Harnessing of Wind Energy is Hot Topic at Regional Conference
The Mid-Atlantic Coastal Ocean Observing Regional Association (MACOORA), which held its annual meeting at the Renaissance Hotel in Portsmouth this week, has a rich history of deliberations on topics ranging from water quality to storm surges. But an issue that is relatively new on its radar--offshore wind farms--got a lot of attention at this year's meeting.
Before the winds off the shores of Virginia and nearby states can be harnessed for generating electricity, much research and other preparatory work must be done to promote the safe and efficient operations of giant wind turbines, as well as the transmission of electricity by power lines along the ocean's floor back to shore. The several hundred participants seemed to agree on the conference's opening day, Tuesday, Nov. 17, that MACOORA can and should be a major player in wind-energy studies.
Larry Atkinson, the Old Dominion University eminent professor and Samuel A. and Fay M. Slover Professor of Oceanography, led a breakout session on offshore wind power Tuesday afternoon that attracted a standing-room-only audience. Participants included representatives of universities, government agencies, private industry and the public.
George Hagerman, senior research associate with the Center for Energy and Global Environment at Virginia Tech's Advanced Research Institute and the director of the wind-energy initiative of the Virginia Coastal Energy Research Consortium (VCERC), was a principal presenter at the breakout session.
Atkinson is involved in VCERC research pertaining to offshore wind potential, as is Jose Blanco, a research scientist at ODU's Center for Coastal Physical Oceanography (CCPO), who was another participant in the breakout session. Elizabeth Smith, a CCPO research scientist, was one of the MACOORA conference organizers.
VCERC, which is exploring several alternative energy strategies, including the production of biodiesel fuel from algae, is headquartered at ODU and the executive director is Patrick Hatcher, the ODU Batten Endowed Chair in Physical Sciences.
The U.S. Department of Interior's Mineral Management Service (MMS), represented at the MACOORA meeting by Walter Johnson, an oceanographer with the service's Environmental Sciences Branch, is in charge of leasing offshore sites related to wind-farm development. Johnson said the regulatory structure affecting the leasing and leaseholders has not been finalized, but that interested parties can submit commercial wind-farm lease applications, or proceed under an interim policy that allows leaseholders to gain access to plots and begin to conduct research.
Two commercial lease applications have been filed for Virginia waters. In New Jersey and Delaware, sites are being leased under the interim policy, and meteorological research towers costing upwards of $10 million are to be constructed on them.

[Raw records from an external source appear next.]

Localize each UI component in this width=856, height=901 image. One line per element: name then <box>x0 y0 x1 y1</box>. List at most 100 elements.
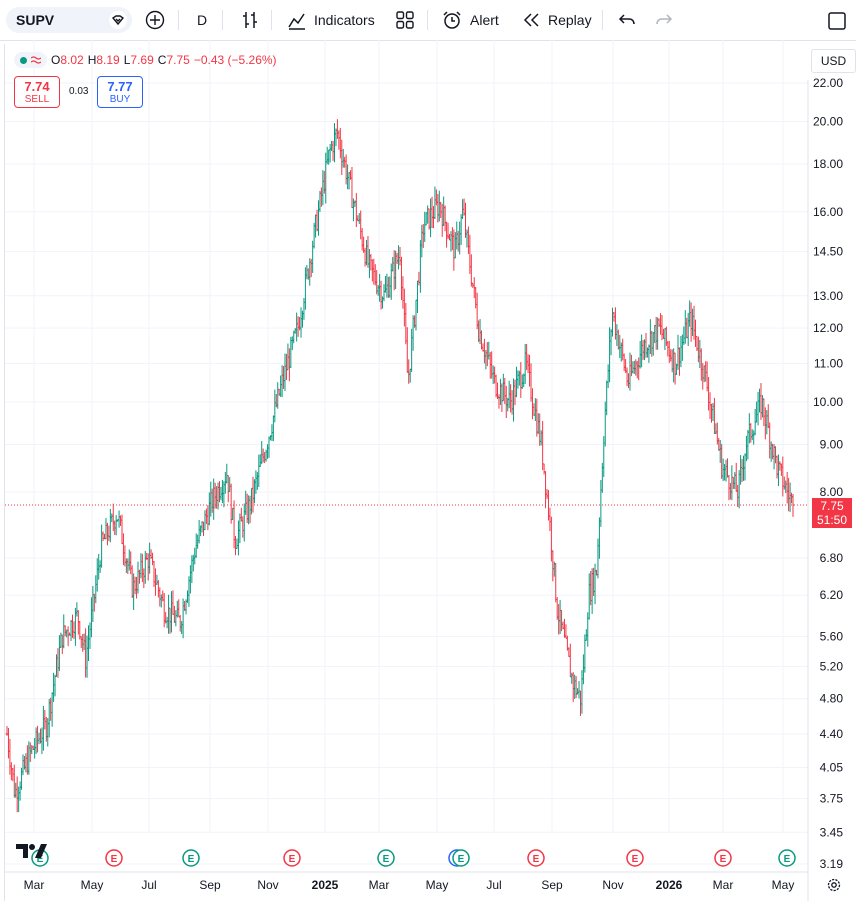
price-tick-label: 6.20 <box>820 588 844 602</box>
earnings-event-icon: E <box>527 849 545 867</box>
time-tick-label: May <box>81 878 104 892</box>
svg-text:E: E <box>383 854 390 865</box>
market-open-icon <box>20 56 27 64</box>
price-tick-label: 20.00 <box>813 115 843 129</box>
price-axis: 22.00 20.00 18.00 16.00 14.50 13.00 12.00 11.00… <box>813 76 843 871</box>
symbol-search[interactable]: SUPV <box>6 7 132 33</box>
earnings-event-icon: E <box>283 849 301 867</box>
buy-button[interactable]: 7.77 BUY <box>97 76 143 108</box>
price-tick-label: 8.00 <box>820 485 844 499</box>
price-tick-label: 22.00 <box>813 76 843 90</box>
svg-text:E: E <box>458 854 465 865</box>
compare-symbol-icon[interactable] <box>108 10 128 30</box>
earnings-event-icon: E <box>105 849 123 867</box>
add-symbol-icon[interactable] <box>145 10 165 30</box>
price-tick-label: 6.80 <box>820 551 844 565</box>
replay-icon <box>523 13 539 27</box>
svg-text:E: E <box>784 854 791 865</box>
svg-text:E: E <box>720 854 727 865</box>
currency-selector[interactable]: USD <box>811 49 856 73</box>
time-tick-label: Sep <box>541 878 563 892</box>
time-tick-label: Nov <box>257 878 278 892</box>
indicators-icon <box>288 13 305 30</box>
price-bars <box>5 119 795 813</box>
svg-text:E: E <box>188 854 195 865</box>
bar-style-icon[interactable] <box>240 10 260 30</box>
spread-value: 0.03 <box>69 86 89 97</box>
wave-icon <box>31 56 41 64</box>
price-tick-label: 4.80 <box>820 692 844 706</box>
price-tick-label: 13.00 <box>813 289 843 303</box>
market-status[interactable] <box>14 52 47 68</box>
svg-text:E: E <box>533 854 540 865</box>
time-tick-label: May <box>426 878 449 892</box>
earnings-events: EEEEEEEEEEE <box>31 849 796 867</box>
price-tick-label: 5.60 <box>820 629 844 643</box>
sell-button[interactable]: 7.74 SELL <box>14 76 60 108</box>
price-tick-label: 12.00 <box>813 321 843 335</box>
replay-label: Replay <box>548 12 592 28</box>
earnings-event-icon: E <box>714 849 732 867</box>
settings-gear-icon[interactable] <box>826 877 842 893</box>
undo-icon[interactable] <box>618 11 636 29</box>
price-tick-label: 18.00 <box>813 157 843 171</box>
indicators-label: Indicators <box>314 12 375 28</box>
layout-grid-icon[interactable] <box>396 11 414 29</box>
time-tick-label: Jul <box>486 878 501 892</box>
svg-text:E: E <box>111 854 118 865</box>
last-price-value: 7.75 <box>820 499 844 513</box>
replay-button[interactable]: Replay <box>522 7 592 33</box>
price-bar <box>354 193 358 228</box>
sell-price: 7.74 <box>24 79 50 94</box>
time-tick-label: Mar <box>713 878 734 892</box>
toolbar-divider <box>178 10 179 30</box>
bar-countdown: 51:50 <box>816 513 848 527</box>
price-tick-label: 14.50 <box>813 245 843 259</box>
price-tick-label: 4.40 <box>820 727 844 741</box>
time-tick-label: Nov <box>602 878 623 892</box>
price-tick-label: 4.05 <box>820 760 844 774</box>
change-value: −0.43 (−5.26%) <box>193 53 277 67</box>
last-price-badge: 7.75 51:50 <box>812 498 852 528</box>
earnings-event-icon: E <box>182 849 200 867</box>
time-tick-label: Mar <box>24 878 45 892</box>
svg-text:E: E <box>632 854 639 865</box>
indicators-button[interactable]: Indicators <box>287 7 375 33</box>
toolbar-divider <box>427 10 428 30</box>
interval-button[interactable]: D <box>197 7 207 33</box>
open-value: O8.02 <box>51 53 84 67</box>
svg-text:E: E <box>289 854 296 865</box>
price-tick-label: 3.75 <box>820 792 844 806</box>
svg-text:E: E <box>37 854 44 865</box>
tradingview-logo-icon[interactable] <box>16 842 48 860</box>
time-tick-label: Sep <box>199 878 221 892</box>
earnings-event-icon: E <box>626 849 644 867</box>
buy-label: BUY <box>109 94 131 105</box>
interval-label: D <box>197 12 208 28</box>
close-value: C7.75 <box>157 53 190 67</box>
time-tick-label: Mar <box>369 878 390 892</box>
price-tick-label: 3.19 <box>820 857 844 871</box>
earnings-event-icon: E <box>452 849 470 867</box>
symbol-label: SUPV <box>16 12 55 28</box>
toolbar-divider <box>602 10 603 30</box>
redo-icon[interactable] <box>655 11 673 29</box>
alarm-clock-icon <box>443 11 461 29</box>
alert-button[interactable]: Alert <box>442 7 499 33</box>
toolbar-divider <box>271 10 272 30</box>
sell-label: SELL <box>24 94 50 105</box>
time-axis: Mar May Jul Sep Nov 2025 Mar May Jul Sep Nov 2026 Ma… <box>24 878 795 892</box>
price-tick-label: 10.00 <box>813 395 843 409</box>
alert-label: Alert <box>470 12 499 28</box>
price-tick-label: 3.45 <box>820 825 844 839</box>
price-bar <box>781 456 785 497</box>
price-chart[interactable]: 22.00 20.00 18.00 16.00 14.50 13.00 12.00 11.00… <box>0 40 856 901</box>
chart-pane[interactable] <box>4 44 856 901</box>
price-bar <box>541 420 545 471</box>
high-value: H8.19 <box>87 53 120 67</box>
earnings-event-icon: E <box>377 849 395 867</box>
time-tick-label: Jul <box>141 878 156 892</box>
low-value: L7.69 <box>123 53 154 67</box>
fullscreen-icon[interactable] <box>827 11 847 31</box>
time-tick-label: 2026 <box>656 878 683 892</box>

Participants in the breakout session discussed partnerships and other ways that more meteorological towers can be built as soon as possible in the mid-Atlantic coastal waters. Data collected by these towers could fill gaps in research about wind potential through the seasons, other climatology factors, currents, storms and so forth.
Hagerman noted that meteorological and avian data acquisition research towers could be constructed in mid-Atlantic coastal waters by the state governments of Virginia, North Carolina and Maryland under a special MMS provision. He suggested that if these towers are built, the data collection and analysis could be managed by MACOORA.
Overall, Hagerman said, MACOORA can "facilitate good decision making and coordination" as wind farms are being considered by the mid-Atlantic states.
A major VCERC research document on wind-energy resources off the coast of Virginia is nearing completion, Hagerman said. The report will include data on physical oceanography issues and potential power production, as well as recommendations for research. In addition, the report will offer analysis and commentary about the onshore industries that would support the wind farms, the potential economic impact on coastal Virginia of wind farm development, and alternatives for transmission of wind-generated electricity along the East Coast.
The wind-energy push is heating up on other fronts as well. Gov. Timothy Kaine announced Nov. 11 that Virginia has joined a partnership with Maryland and Delaware to promote the development of offshore wind farms in the mid-Atlantic region. Earlier this year, Kaine initiated the formation of a federal-state-local task force to guide and facilitate the process of leasing federal waters off the Virginia coast for wind turbine development. That task force is schedule to meet in Virginia Beach next month.